ATLANTA – Today, the Southern Environmental Law Center (SELC) released the following statement in response to the U.S. Fish & Wildlife Service announcing plans to downlist the red-cockaded woodpecker.

“The U.S. Fish & Wildlife Service’s proposed downlisting announced today could reverse decades of hard work for this iconic and endangered bird,” said Ramona McGee, SELC Staff Attorney. “Today’s announcement is poised to set a dangerous precedent of claiming victory too early and without scientific support, leaving this species without the management it critically needs to succeed.”

“Not only does the agency’s approach announced today remove protections for this iconic and rare Southeastern bird while ignoring evidence, it has largely excluded the public from the process,” said McGee. “The Service’s proposal seeks to give leeway to military installations to conduct some activities that could kill or harm red-cockaded woodpeckers in populations that have been key to growing the species over the past decades.
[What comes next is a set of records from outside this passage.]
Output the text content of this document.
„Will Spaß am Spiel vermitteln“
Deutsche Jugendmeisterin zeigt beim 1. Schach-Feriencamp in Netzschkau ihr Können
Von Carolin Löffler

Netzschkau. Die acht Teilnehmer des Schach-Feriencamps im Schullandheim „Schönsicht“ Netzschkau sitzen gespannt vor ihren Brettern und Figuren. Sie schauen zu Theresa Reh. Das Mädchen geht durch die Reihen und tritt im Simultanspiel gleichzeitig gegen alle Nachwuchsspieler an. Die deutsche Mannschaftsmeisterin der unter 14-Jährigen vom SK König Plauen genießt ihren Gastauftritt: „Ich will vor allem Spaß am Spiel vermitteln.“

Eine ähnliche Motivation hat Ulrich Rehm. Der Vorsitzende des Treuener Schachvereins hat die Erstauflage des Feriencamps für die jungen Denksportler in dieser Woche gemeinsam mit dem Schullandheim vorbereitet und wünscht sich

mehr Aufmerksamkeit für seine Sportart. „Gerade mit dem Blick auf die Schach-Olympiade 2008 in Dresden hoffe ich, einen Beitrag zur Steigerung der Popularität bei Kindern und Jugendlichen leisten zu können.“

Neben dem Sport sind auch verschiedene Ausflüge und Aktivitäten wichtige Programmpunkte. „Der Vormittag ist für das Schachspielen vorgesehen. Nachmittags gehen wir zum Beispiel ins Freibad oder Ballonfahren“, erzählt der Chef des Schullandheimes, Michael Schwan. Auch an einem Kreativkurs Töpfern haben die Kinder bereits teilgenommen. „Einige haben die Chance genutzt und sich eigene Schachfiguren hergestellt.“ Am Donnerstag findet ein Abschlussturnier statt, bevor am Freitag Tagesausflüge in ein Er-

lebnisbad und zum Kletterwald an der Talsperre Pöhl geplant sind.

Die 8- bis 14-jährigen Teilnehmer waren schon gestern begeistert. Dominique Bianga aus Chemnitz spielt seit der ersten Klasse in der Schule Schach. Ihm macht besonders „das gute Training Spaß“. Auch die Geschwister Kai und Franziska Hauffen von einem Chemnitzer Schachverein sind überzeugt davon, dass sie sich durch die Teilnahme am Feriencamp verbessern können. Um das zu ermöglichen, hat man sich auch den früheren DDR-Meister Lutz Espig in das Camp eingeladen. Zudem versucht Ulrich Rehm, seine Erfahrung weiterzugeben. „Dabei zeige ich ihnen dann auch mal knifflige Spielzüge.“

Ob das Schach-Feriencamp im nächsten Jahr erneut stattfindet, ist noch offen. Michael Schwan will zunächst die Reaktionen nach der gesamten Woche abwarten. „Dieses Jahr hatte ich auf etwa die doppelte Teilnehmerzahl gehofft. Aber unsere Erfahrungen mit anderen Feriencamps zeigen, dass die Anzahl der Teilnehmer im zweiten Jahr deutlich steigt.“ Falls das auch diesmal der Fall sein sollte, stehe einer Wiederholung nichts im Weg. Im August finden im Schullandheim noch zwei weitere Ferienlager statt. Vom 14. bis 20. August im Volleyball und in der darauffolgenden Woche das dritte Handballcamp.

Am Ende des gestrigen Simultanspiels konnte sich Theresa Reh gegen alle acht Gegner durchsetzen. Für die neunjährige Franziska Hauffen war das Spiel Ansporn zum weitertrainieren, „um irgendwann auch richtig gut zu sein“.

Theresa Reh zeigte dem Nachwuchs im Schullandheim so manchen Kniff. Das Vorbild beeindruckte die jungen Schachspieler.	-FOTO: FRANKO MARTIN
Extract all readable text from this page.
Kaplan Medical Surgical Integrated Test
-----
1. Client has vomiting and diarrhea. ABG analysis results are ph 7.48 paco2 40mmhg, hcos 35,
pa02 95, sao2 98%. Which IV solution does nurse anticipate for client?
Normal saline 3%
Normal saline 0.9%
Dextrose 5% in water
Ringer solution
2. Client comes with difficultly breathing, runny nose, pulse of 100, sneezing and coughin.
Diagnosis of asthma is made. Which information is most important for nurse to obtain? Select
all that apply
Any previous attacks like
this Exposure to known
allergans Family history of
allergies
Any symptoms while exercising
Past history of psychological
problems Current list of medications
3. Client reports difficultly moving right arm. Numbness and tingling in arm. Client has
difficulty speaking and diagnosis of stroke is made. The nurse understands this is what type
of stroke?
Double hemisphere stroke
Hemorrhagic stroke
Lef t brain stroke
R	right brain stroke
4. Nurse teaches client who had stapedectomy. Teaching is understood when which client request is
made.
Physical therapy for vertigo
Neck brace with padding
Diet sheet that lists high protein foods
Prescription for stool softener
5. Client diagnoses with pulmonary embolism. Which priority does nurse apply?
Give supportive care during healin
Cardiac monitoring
We have consistently called on the Service to engage in an open and transparent process grounded in the best available science, providing the public and species experts the opportunity to evaluate relevant data and weigh in on the issue.  Instead, the Service appears to want to claim another ‘recovered’ species, but claiming recovery versus actually achieving recovery are two very different things.”

“Over the past four years, the Trump administration has worked tirelessly to gut long-standing protections for endangered and threatened species, from large scale rollbacks of the Endangered Species Act to ignoring science and claiming recovery prematurely for imperiled species.”

When the Endangered Species Act was signed into law in 1973, the red-cockaded woodpecker population was estimated at 10,000 individuals after much of its longleaf pine habitat was destroyed due to logging and fire suppression. Although the red-cockaded woodpecker’s population is slowly rebounding, populations are still in extremely isolated clusters. Federal protections are critically important for this species and for the special Southeastern pine forests upon which it depends.

In August 2018, the agency announced a formal status review for red-cockaded woodpeckers, as required every five years under the Endangered Species Act. Despite making no announcements or releasing a final status review to the public in the past two years, the Service is prepared to downlist the species. Public records obtained by SELC previously showed that the Service was asking other state and federal agencies to help make the case to remove all federal protections for the species—a move the Fish and Wildlife Service has failed to show is supported by science, as required under the Endangered Species Act.

Assessments show that the bird’s habitat, already severely diminished by development, have faced further blows from major hurricanes that have hit the region in recent years. Public records also contain new information about recent severe storm impacts from hurricanes Florence and Michael, reiterating the need to maintain the species’ longstanding protections.